Ketika dia (Ayah Imam al-Ghazali)
meninggal dunia, sahabatnya segera
melaksanakan wasiat ayah al-Ghazali. Kedua anak itu dididik dan disekolahkan,
maka mulailah sang Sufi mengajar mereka sampai habis warisan yang secuil yang
di tinggalkan oleh bapak mereka berdua. Setelah harta pusaka peninggalan ayah
mereka habis, mereka dinasehati agar meneruskan mencari ilmu semampu-mampunya. Maka
sang Sufi berkata kepada mereka: ”Ketahuilah oleh kalian berdua bahwa
sesungguhnya aku telah benar-benar membelanjakan apa yang menjadi hak kalian
berdua untuk kalian berdua. Aku hanya lelaki miskin. Tidak ada hartaku yang
dapat membantu kalian berdua. Hendaklah kalian berlindung kepada sebuah
madrasah. Karena sesungguhnya kalian berdua ialah penuntut ilmu. Sehingga
kalian akan mendapatkan kekuatan yang akan membantu kalian di atas waktu
kalian.” Kemudian mereka berdua melakukan hal itu, dan itulah yang menjadi
sebab kebahagiaan dan tingginya tingkatan mereka. Al-Imam Al-Ghazali menceritakan
hal itu dngan mengatakan: ”Kami menuntut ilmu karena selain Allah S.W.T. lalu
aku menolak. Agar hal itu hanya karena Allah S.W.T.”

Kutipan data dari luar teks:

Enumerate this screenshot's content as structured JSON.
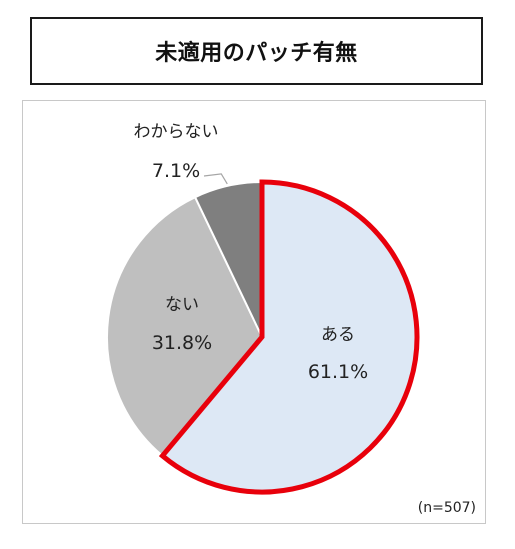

Diceritakan bahwa orang tua
Al-Ghazali sering mengunjungi para ahli fiqih, duduk-duduk bersama mereka, meluangkan
diri untuk melayani mereka, menemukan kebaikan dalam diri mereka dan
membelanjakan apa yang mungkin baginya untuk mereka. Jika dia mendengar ucapan
mereka dia menangis dan tertunduk. Dia berharap Agar dia diberi rizki berupa
seorang anak yang dapat memberi tuntunan dan menjadikannya seorang pakar ilmu
fiqih. Maka Allah SWT mengabulkan do’anya. Adapun Imam abu hamid merupakan
seorang yang paling ahli dalam ilmu fiqih dimasanya dan merupakan pemuka orang
segenerasinya. Adapun Imam ahmad merupakan seorang pemberi tuntunan yang dapat
melunakkan gendang telinga ketika mendengarkan nasehatnya dan menggetarkan hati
sanubari para yang hadir dalam pertemuan dzikirnya.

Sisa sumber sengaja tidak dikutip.